É igualmente importante descartar outras causas, já que diversos transtornos psicológicos se manifestam com dificuldades de atenção.
Fatores do Aumento nos Diagnósticos
Os pesquisadores apontam para vários fatores que contribuem para o aumento dos diagnósticos. Entre eles, a maior conscientização da população sobre a condição e mudanças nos critérios de classificação para diversos transtornos. Além disso, o impacto da pandemia de COVID-19 na saúde mental levou a um aumento nas buscas por ajuda profissional.
Portanto, o crescimento no número de diagnósticos não indica que o TDAH está se tornando mais prevalente, mas sim que os métodos de identificação estão melhorando.
Redes Sociais e a Visibilidade do TDAH
As redes sociais desempenham um papel significativo ao aumentar a visibilidade do TDAH, embora muitas vezes de forma simplificada. Isso tem levado mais pessoas a procurarem diagnósticos. Matthies observa que essa visibilidade é positiva, pois ajuda a reduzir o estigma em torno do transtorno, mas também alerta que existe uma quantidade considerável de informações imprecisas circulando.

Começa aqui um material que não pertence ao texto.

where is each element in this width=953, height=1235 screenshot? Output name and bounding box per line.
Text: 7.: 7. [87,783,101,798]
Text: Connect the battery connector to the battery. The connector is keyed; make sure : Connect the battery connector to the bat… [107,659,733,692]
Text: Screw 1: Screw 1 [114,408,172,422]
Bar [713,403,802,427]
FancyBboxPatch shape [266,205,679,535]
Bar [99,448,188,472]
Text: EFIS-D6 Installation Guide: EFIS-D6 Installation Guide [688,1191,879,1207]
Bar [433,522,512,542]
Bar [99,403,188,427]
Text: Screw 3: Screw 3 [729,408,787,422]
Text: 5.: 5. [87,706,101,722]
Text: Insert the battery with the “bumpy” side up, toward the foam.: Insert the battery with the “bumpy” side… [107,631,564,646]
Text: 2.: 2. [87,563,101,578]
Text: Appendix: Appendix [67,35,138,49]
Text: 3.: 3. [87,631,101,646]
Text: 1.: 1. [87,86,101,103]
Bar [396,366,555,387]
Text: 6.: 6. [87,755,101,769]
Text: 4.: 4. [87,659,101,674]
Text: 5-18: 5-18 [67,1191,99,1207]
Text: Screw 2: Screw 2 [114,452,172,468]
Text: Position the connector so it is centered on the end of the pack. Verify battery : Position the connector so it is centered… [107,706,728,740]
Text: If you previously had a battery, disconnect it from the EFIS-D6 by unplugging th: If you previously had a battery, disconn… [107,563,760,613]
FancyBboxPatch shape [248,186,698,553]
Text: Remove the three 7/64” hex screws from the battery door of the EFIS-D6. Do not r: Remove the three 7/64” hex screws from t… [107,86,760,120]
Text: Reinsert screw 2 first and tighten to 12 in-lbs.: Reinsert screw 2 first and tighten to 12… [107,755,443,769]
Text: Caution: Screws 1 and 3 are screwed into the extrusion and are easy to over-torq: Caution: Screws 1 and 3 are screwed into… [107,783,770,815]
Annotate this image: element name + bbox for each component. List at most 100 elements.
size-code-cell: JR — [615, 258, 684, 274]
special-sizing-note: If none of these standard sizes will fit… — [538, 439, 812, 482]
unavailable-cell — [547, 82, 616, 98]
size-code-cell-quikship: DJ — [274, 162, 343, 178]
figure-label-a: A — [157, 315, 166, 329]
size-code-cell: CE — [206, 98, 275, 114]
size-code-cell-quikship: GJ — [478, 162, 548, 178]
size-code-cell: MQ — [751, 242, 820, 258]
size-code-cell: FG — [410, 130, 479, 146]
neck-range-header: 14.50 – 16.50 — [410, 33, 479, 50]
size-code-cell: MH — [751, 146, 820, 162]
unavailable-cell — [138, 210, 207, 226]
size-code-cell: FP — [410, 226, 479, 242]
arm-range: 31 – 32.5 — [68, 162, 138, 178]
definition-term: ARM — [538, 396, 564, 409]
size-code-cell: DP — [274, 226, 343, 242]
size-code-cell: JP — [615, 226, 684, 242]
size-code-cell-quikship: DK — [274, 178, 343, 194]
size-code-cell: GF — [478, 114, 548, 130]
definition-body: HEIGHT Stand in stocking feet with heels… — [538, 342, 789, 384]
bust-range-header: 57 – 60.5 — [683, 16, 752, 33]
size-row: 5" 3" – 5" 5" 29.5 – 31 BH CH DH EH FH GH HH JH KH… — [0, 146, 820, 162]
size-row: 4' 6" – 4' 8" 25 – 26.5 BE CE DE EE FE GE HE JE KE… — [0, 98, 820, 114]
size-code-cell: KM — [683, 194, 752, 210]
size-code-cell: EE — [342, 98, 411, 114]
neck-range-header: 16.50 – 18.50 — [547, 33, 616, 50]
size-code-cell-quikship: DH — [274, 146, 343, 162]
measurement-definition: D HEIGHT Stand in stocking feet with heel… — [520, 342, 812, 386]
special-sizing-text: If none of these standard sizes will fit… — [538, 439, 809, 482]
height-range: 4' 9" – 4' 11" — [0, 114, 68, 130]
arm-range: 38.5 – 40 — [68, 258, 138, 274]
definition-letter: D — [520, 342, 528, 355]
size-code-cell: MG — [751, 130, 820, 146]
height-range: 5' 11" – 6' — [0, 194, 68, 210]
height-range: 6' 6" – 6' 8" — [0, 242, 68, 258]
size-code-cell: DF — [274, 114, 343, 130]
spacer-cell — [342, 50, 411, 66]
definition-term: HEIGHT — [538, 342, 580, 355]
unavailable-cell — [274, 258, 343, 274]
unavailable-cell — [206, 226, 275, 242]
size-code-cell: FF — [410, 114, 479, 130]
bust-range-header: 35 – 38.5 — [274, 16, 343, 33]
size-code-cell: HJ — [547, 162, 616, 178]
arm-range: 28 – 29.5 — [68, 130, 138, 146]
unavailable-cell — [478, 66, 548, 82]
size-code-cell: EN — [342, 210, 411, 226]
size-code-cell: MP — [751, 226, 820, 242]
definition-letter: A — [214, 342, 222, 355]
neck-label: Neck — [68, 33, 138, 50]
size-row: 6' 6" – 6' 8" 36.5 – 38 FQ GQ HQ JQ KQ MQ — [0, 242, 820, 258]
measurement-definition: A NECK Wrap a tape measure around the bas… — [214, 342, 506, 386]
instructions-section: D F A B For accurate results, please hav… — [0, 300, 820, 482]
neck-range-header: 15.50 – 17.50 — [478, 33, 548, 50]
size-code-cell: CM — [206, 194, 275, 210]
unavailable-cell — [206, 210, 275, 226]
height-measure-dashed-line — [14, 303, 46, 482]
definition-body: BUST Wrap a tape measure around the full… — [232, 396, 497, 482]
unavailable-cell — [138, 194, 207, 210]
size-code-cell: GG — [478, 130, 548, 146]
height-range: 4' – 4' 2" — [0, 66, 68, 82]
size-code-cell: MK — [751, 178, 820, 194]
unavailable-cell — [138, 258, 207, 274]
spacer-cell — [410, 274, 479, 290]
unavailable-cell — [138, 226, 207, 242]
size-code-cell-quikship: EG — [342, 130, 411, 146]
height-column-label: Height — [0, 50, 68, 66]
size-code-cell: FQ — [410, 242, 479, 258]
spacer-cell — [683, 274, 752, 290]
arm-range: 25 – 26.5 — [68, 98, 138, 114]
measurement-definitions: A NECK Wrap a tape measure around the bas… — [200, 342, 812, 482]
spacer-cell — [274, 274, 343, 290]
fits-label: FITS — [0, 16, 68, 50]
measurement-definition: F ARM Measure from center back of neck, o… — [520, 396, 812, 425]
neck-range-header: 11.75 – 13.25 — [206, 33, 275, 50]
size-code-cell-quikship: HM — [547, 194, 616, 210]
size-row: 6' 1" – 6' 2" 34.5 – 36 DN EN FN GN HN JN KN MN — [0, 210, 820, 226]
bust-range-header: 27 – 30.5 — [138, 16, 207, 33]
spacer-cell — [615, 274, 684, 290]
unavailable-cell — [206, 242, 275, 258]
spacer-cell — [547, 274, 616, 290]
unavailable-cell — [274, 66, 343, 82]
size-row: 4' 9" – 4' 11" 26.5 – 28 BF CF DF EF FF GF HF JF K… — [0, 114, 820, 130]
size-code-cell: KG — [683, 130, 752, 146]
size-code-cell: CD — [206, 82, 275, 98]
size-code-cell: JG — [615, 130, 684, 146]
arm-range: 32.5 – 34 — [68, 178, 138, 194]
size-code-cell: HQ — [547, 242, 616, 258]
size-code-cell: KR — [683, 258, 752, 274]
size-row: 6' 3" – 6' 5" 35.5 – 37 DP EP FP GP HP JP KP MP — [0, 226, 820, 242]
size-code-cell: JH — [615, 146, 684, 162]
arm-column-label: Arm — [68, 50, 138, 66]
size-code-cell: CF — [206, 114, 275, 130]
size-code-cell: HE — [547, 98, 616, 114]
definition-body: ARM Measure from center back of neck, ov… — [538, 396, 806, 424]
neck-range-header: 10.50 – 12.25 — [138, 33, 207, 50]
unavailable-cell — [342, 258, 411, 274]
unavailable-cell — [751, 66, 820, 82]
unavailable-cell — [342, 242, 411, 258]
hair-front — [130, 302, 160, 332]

A Experiência de Diagnóstico e Suporte
Para muitos, receber um diagnóstico de TDAH pode ser um ponto de virada, proporcionando um alívio ao explicar a ineficácia de algumas estratégias de enfrentamento. Mara, por exemplo, encontrou na terapia e na medicação um auxílio crucial. “Minha vida tornou-se mais administrável”, afirma. Além disso, ela aprendeu a utilizar seu hiperfoco, uma característica do TDAH, a seu favor, mostrando que também existem pontos fortes associados ao transtorno.
No entanto, é fundamental reconhecer que o TDAH varia em intensidade e manifestação entre os indivíduos. Para que a sociedade se torne mais inclusiva, é necessário entender e valorizar as habilidades únicas que essas pessoas podem oferecer, ao mesmo tempo em que se propõe soluções que atendam suas necessidades.